Can You File A Lawsuit For Hospital Liability?

It is now possible for hospitals to be held in vicarious liability when independent contractor physicians perform negligent acts while they have the “apparent authority” of the hospital. In the context of determining if a principal should be held liable for an agent’s acts, apparent authority refers to the authority knowingly bestowed upon or permitted by the principal. In simpler terms, apparent authority is when a hospital becomes liable for a physician’s actions, whether they are acts of commission or acts of omission.

Determining Apparent Agency

According to the theory of apparent agency, agency that is apparent comes to be when there are three elements present. First, the purported principal must have representation. Second, there must be a third party present that relies on that presentation. Third, there needs to be a change in position from the third party that relies on the representation.

The jury in a court of law is often what determines whether a physician did or did not have a hospital’s apparent authority, which usually depends on the evidence that is presented in the court rather than on summative judgments from the courts themselves. As a result, the question of whether or not a hospital is liable for a treating physician’s negligent acts falls under vicarious liability theory, which makes it not a duty question but an apparent authority question.

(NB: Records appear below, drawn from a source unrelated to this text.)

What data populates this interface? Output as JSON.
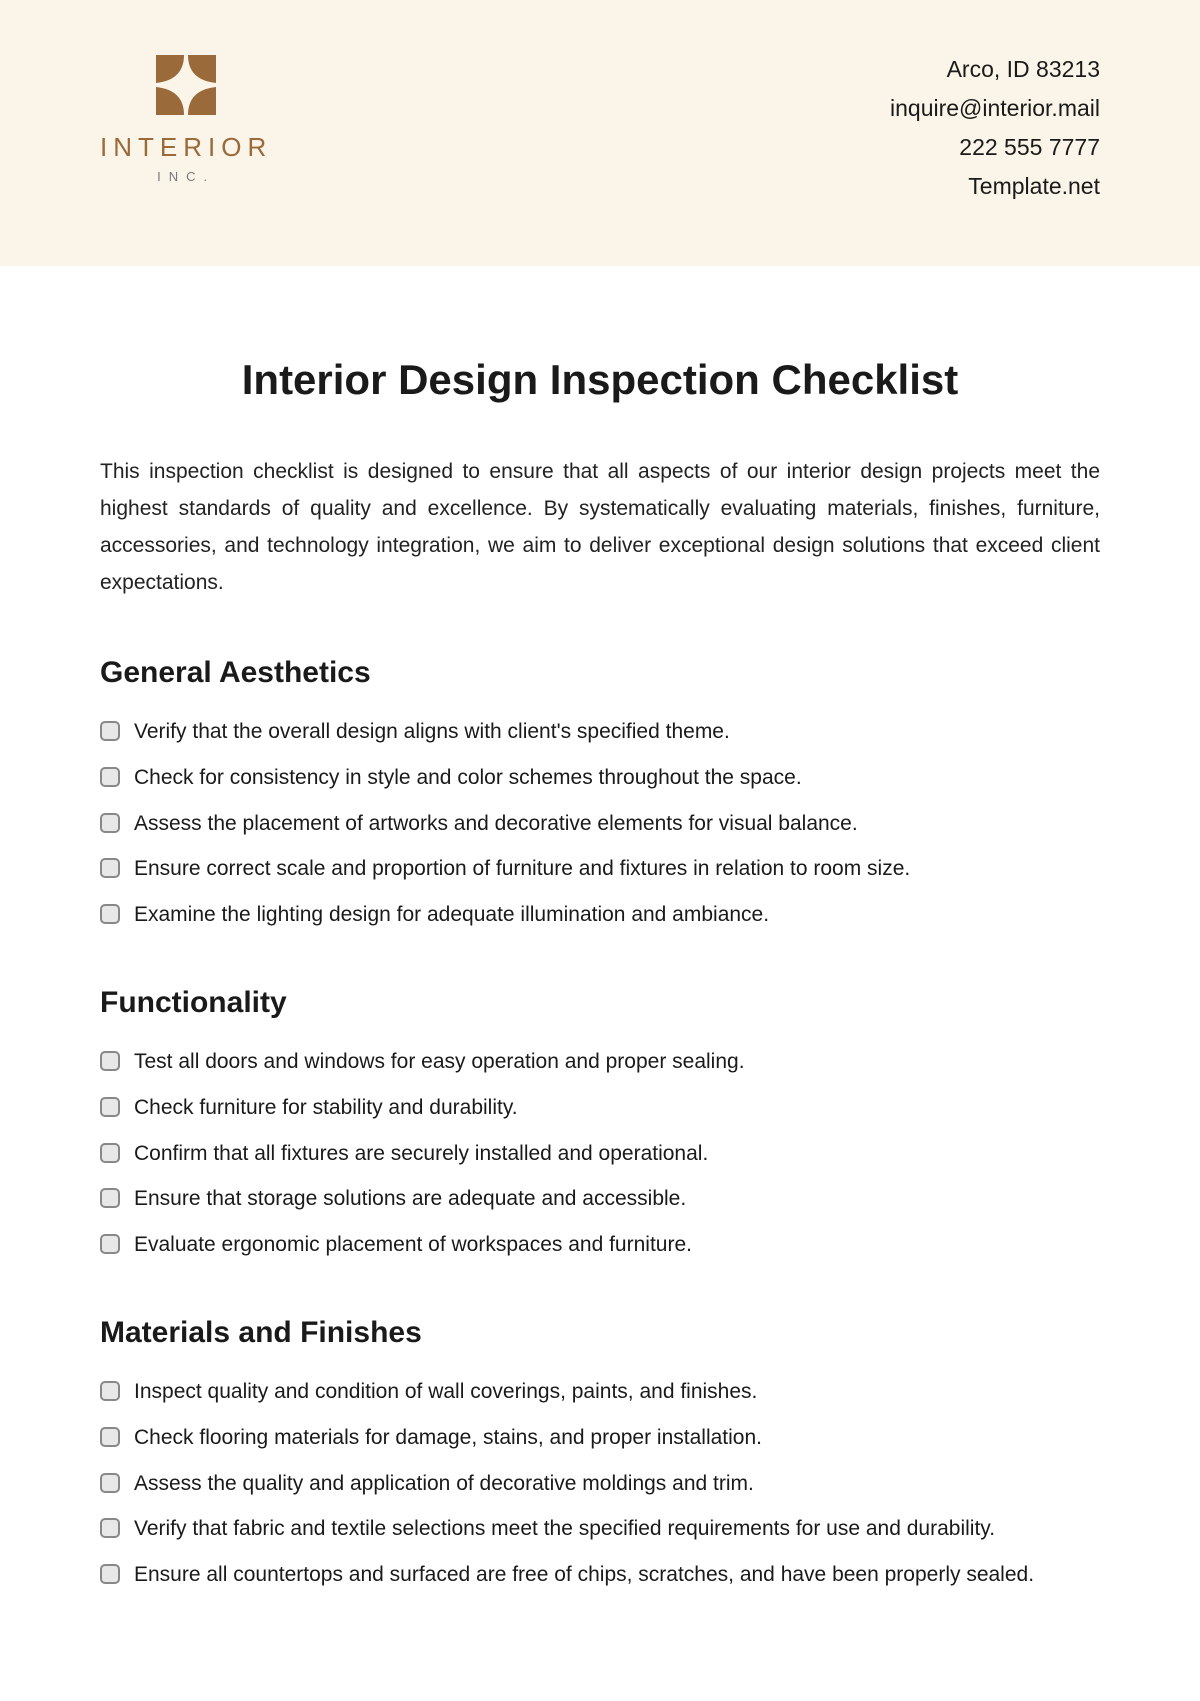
{
  "header": {
    "logo_name": "INTERIOR",
    "logo_sub": "INC.",
    "contact": {
      "address": "Arco, ID 83213",
      "email": "inquire@interior.mail",
      "phone": "222 555 7777",
      "site": "Template.net"
    }
  },
  "title": "Interior Design Inspection Checklist",
  "intro": "This inspection checklist is designed to ensure that all aspects of our interior design projects meet the highest standards of quality and excellence. By systematically evaluating materials, finishes, furniture, accessories, and technology integration, we aim to deliver exceptional design solutions that exceed client expectations.",
  "sections": [
    {
      "title": "General Aesthetics",
      "items": [
        "Verify that the overall design aligns with client's specified theme.",
        "Check for consistency in style and color schemes throughout the space.",
        "Assess the placement of artworks and decorative elements for visual balance.",
        "Ensure correct scale and proportion of furniture and fixtures in relation to room size.",
        "Examine the lighting design for adequate illumination and ambiance."
      ]
    },
    {
      "title": "Functionality",
      "items": [
        "Test all doors and windows for easy operation and proper sealing.",
        "Check furniture for stability and durability.",
        "Confirm that all fixtures are securely installed and operational.",
        "Ensure that storage solutions are adequate and accessible.",
        "Evaluate ergonomic placement of workspaces and furniture."
      ]
    },
    {
      "title": "Materials and Finishes",
      "items": [
        "Inspect quality and condition of wall coverings, paints, and finishes.",
        "Check flooring materials for damage, stains, and proper installation.",
        "Assess the quality and application of decorative moldings and trim.",
        "Verify that fabric and textile selections meet the specified requirements for use and durability.",
        "Ensure all countertops and surfaced are free of chips, scratches, and have been properly sealed."
      ]
    }
  ]
}
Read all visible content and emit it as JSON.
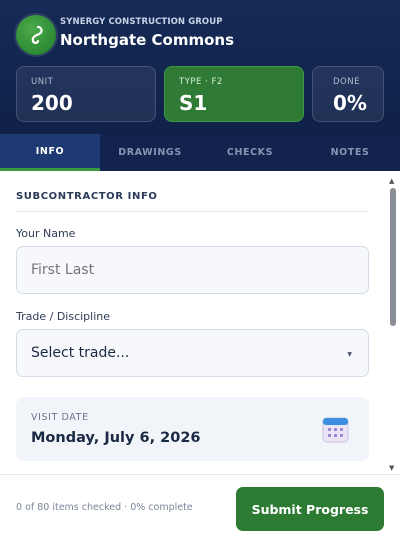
{
  "header": {
    "brand": "SYNERGY CONSTRUCTION GROUP",
    "project": "Northgate Commons",
    "logo_icon": "hook-icon",
    "stats": {
      "unit": {
        "label": "UNIT",
        "value": "200"
      },
      "type": {
        "label": "TYPE · F2",
        "value": "S1"
      },
      "done": {
        "label": "DONE",
        "value": "0%"
      }
    }
  },
  "tabs": [
    {
      "label": "INFO",
      "active": true
    },
    {
      "label": "DRAWINGS",
      "active": false
    },
    {
      "label": "CHECKS",
      "active": false
    },
    {
      "label": "NOTES",
      "active": false
    }
  ],
  "info": {
    "section_title": "SUBCONTRACTOR INFO",
    "name": {
      "label": "Your Name",
      "placeholder": "First Last"
    },
    "trade": {
      "label": "Trade / Discipline",
      "value": "Select trade..."
    },
    "visit": {
      "label": "VISIT DATE",
      "value": "Monday, July 6, 2026",
      "icon": "calendar-icon"
    }
  },
  "footer": {
    "status": "0 of 80 items checked · 0% complete",
    "submit_label": "Submit Progress"
  },
  "colors": {
    "header_bg": "#12244d",
    "accent_green": "#2d7a33",
    "active_tab": "#1d3a72"
  }
}
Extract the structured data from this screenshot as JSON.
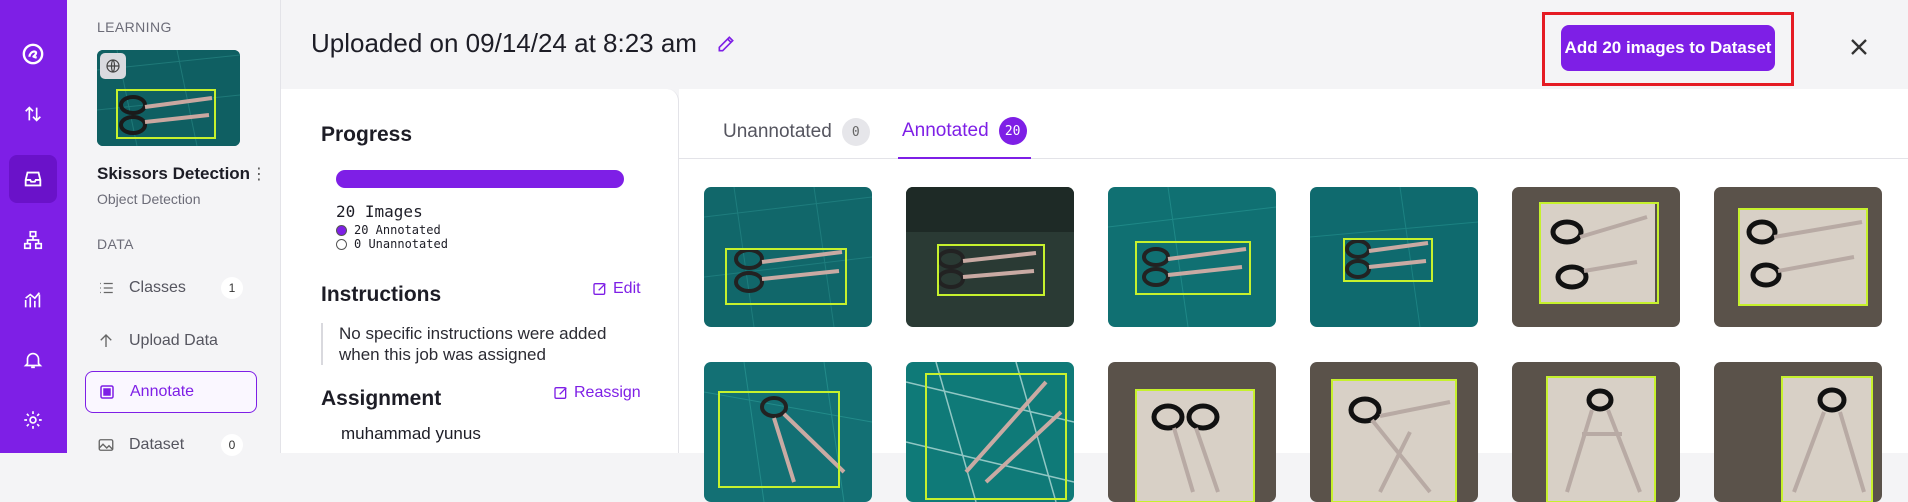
{
  "rail": {
    "icons": [
      "logo-icon",
      "sort-arrows-icon",
      "inbox-icon",
      "workflow-icon",
      "analytics-icon",
      "bell-icon",
      "settings-icon"
    ]
  },
  "sidebar": {
    "section_learning": "LEARNING",
    "project_name": "Skissors Detection",
    "project_type": "Object Detection",
    "section_data": "DATA",
    "items": [
      {
        "label": "Classes",
        "badge": "1"
      },
      {
        "label": "Upload Data",
        "badge": ""
      },
      {
        "label": "Annotate",
        "badge": ""
      },
      {
        "label": "Dataset",
        "badge": "0"
      }
    ]
  },
  "header": {
    "title": "Uploaded on 09/14/24 at 8:23 am",
    "add_button": "Add 20 images to Dataset"
  },
  "panel": {
    "progress_title": "Progress",
    "progress_fraction": 1.0,
    "images_label": "20 Images",
    "annotated_label": "20 Annotated",
    "unannotated_label": "0 Unannotated",
    "instructions_title": "Instructions",
    "edit_label": "Edit",
    "instructions_text": "No specific instructions were added when this job was assigned",
    "assignment_title": "Assignment",
    "reassign_label": "Reassign",
    "assignee": "muhammad yunus"
  },
  "tabs": [
    {
      "label": "Unannotated",
      "count": "0"
    },
    {
      "label": "Annotated",
      "count": "20"
    }
  ],
  "colors": {
    "accent": "#7e1fe6",
    "highlight": "#e51b23",
    "bbox": "#c6f12d"
  }
}
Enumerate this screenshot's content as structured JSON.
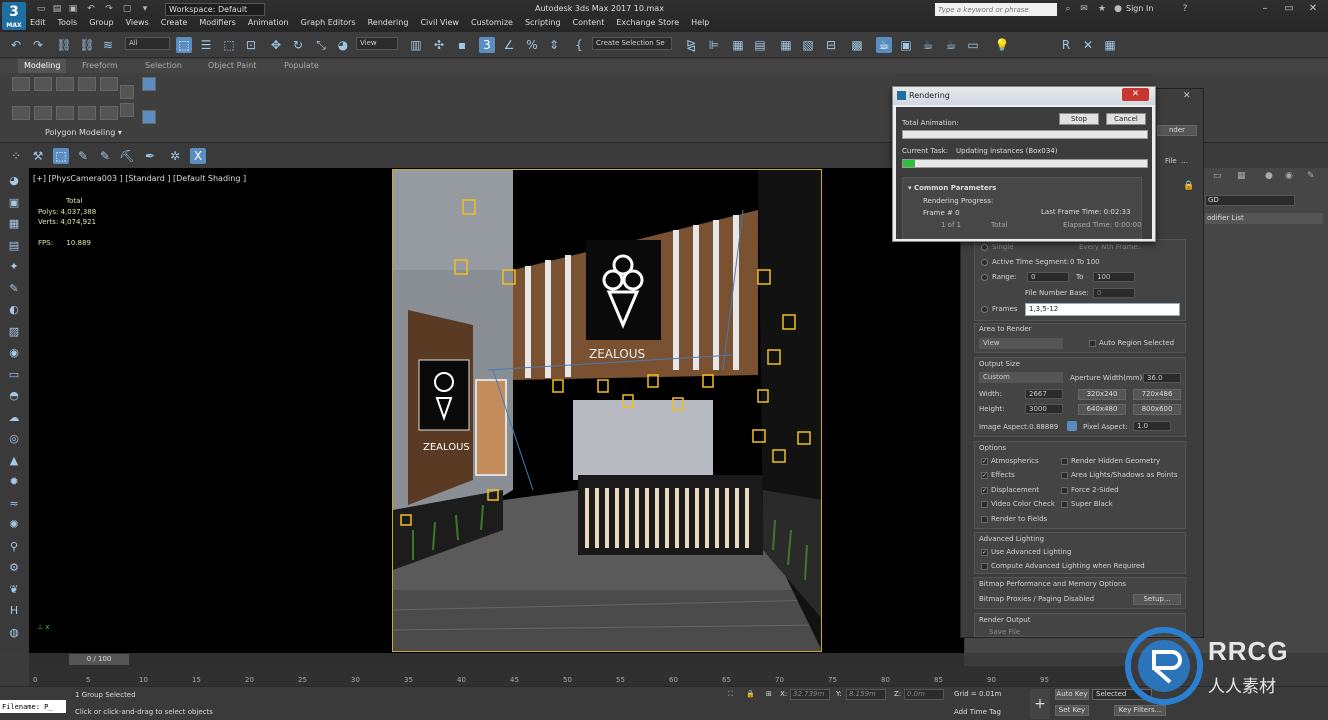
{
  "app": {
    "title": "Autodesk 3ds Max 2017    10.max",
    "logo_text": "3",
    "logo_sub": "MAX",
    "workspace": "Workspace: Default",
    "search_placeholder": "Type a keyword or phrase",
    "sign_in": "Sign In"
  },
  "menu": [
    "Edit",
    "Tools",
    "Group",
    "Views",
    "Create",
    "Modifiers",
    "Animation",
    "Graph Editors",
    "Rendering",
    "Civil View",
    "Customize",
    "Scripting",
    "Content",
    "Exchange Store",
    "Help"
  ],
  "toolbar": {
    "selection_filter": "All",
    "ref_coord": "View",
    "named_selection": "Create Selection Se"
  },
  "ribbon": {
    "tabs": [
      "Modeling",
      "Freeform",
      "Selection",
      "Object Paint",
      "Populate"
    ],
    "active_tab": "Modeling",
    "panel_label": "Polygon Modeling"
  },
  "viewport": {
    "label": "[+] [PhysCamera003 ] [Standard ] [Default Shading ]",
    "stats": {
      "total_label": "Total",
      "polys_label": "Polys:",
      "polys": "4,037,388",
      "verts_label": "Verts:",
      "verts": "4,074,921",
      "fps_label": "FPS:",
      "fps": "10.889"
    },
    "brand": "ZEALOUS"
  },
  "rendering_dialog": {
    "title": "Rendering",
    "total_animation": "Total Animation:",
    "stop": "Stop",
    "cancel": "Cancel",
    "current_task_label": "Current Task:",
    "current_task": "Updating instances (Box034)",
    "task_progress": 0.05,
    "common_parameters": "Common Parameters",
    "rendering_progress": "Rendering Progress:",
    "frame_label": "Frame #",
    "frame_value": "0",
    "last_frame_time_label": "Last Frame Time:",
    "last_frame_time": "0:02:33",
    "of_label": "1 of 1",
    "total_label": "Total",
    "elapsed_time_label": "Elapsed Time:",
    "elapsed_time": "0:00:00"
  },
  "render_setup": {
    "right_btn": "nder",
    "file_label": "File",
    "single": "Single",
    "every_nth": "Every Nth Frame:",
    "active_time_segment": "Active Time Segment:",
    "active_time_range": "0 To 100",
    "range": "Range:",
    "range_from": "0",
    "range_to_label": "To",
    "range_to": "100",
    "file_number_base": "File Number Base:",
    "file_number_base_value": "0",
    "frames": "Frames",
    "frames_value": "1,3,5-12",
    "area_to_render": "Area to Render",
    "area_value": "View",
    "auto_region": "Auto Region Selected",
    "output_size": "Output Size",
    "size_preset": "Custom",
    "aperture_label": "Aperture Width(mm):",
    "aperture_value": "36.0",
    "width_label": "Width:",
    "width": "2667",
    "height_label": "Height:",
    "height": "3000",
    "presets": [
      "320x240",
      "720x486",
      "640x480",
      "800x600"
    ],
    "image_aspect": "Image Aspect:0.88889",
    "pixel_aspect_label": "Pixel Aspect:",
    "pixel_aspect": "1.0",
    "options": "Options",
    "opt_atmospherics": "Atmospherics",
    "opt_render_hidden": "Render Hidden Geometry",
    "opt_effects": "Effects",
    "opt_area_lights": "Area Lights/Shadows as Points",
    "opt_displacement": "Displacement",
    "opt_force2sided": "Force 2-Sided",
    "opt_video_color": "Video Color Check",
    "opt_super_black": "Super Black",
    "opt_render_fields": "Render to Fields",
    "advanced_lighting": "Advanced Lighting",
    "use_adv_lighting": "Use Advanced Lighting",
    "compute_adv_lighting": "Compute Advanced Lighting when Required",
    "bitmap_perf": "Bitmap Performance and Memory Options",
    "bitmap_proxies": "Bitmap Proxies / Paging Disabled",
    "setup_btn": "Setup...",
    "render_output": "Render Output",
    "save_file": "Save File"
  },
  "command_panel": {
    "name_field": "GD",
    "modifier_list": "odifier List"
  },
  "timeline": {
    "slider": "0 / 100",
    "ticks": [
      "0",
      "5",
      "10",
      "15",
      "20",
      "25",
      "30",
      "35",
      "40",
      "45",
      "50",
      "55",
      "60",
      "65",
      "70",
      "75",
      "80",
      "85",
      "90",
      "95"
    ]
  },
  "status": {
    "listener": "Filename: P_",
    "message1": "1 Group Selected",
    "message2": "Click or click-and-drag to select objects",
    "x_label": "X:",
    "x": "32.739m",
    "y_label": "Y:",
    "y": "8.159m",
    "z_label": "Z:",
    "z": "0.0m",
    "grid": "Grid = 0.01m",
    "add_time_tag": "Add Time Tag",
    "auto_key": "Auto Key",
    "set_key": "Set Key",
    "selected": "Selected",
    "key_filters": "Key Filters..."
  },
  "watermark": {
    "text": "RRCG",
    "sub": "人人素材"
  },
  "colors": {
    "accent": "#5a8ec0",
    "progress_green": "#2fbf40",
    "frame_border": "#c8a830",
    "close_red": "#c7372f"
  }
}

Determining Vicarious Liability

In order for hospital liability via the theory of vicarious liability to be proven, apparent agency must first be proven, and is dependent on three locations and an extension. The first is the location of the offices of the physician. The second location is that of the hospital where the physician targeted by the suit performed his or her duties. The third is the hospital where the services sought by the patient were performed, and the fourth is the degree or extent to which a specialist was not sought by the patient on his or her own.

Florida Legal Restrictions

Within the state of Florida, suits brought against physicians who are employed by the state may not exceed $100,000 per patient and twice that amount per occurrence of negligence. In addition, neither any of the subdivisions of the state of Florida nor the state itself may be held liable for damages of a punitive nature. As a result, litigants who are interested in filing an action of medical malpractice must seek petitions within the state legislature for claim bills. In such bills, the parties must request a bill from the government that grants a greater amount of financial compensation than that present within the damage cap.


There are certain hospitals and physicians that supply their patients with forms that state arbitration will be required for any claims of medical malpractice. However, within the state of Florida, such alternative dispute forums are not mandated by law. If parties present do not accept the offer of a defendant to make use of arbitration, the maximum amount that can be recovered under state law will not be able to exceed that in economic damages. Specifically, no more than 80 percent of lost wages can be recovered, and in non economic damages, the limit is $350,000.

Whenever a person wants to file a suit against a hospital or a physician under the premise of medical negligence, there must be expert testimony present. Specifically, there must be a written medical expert opinion that supports there are merit to the patient’s claims of negligence in the actions or inactions of each defendant named in the suit. Defendants who believe that reasonable grounds do not exist within the claim must supply their own written medical expert opinions supporting their positions as well.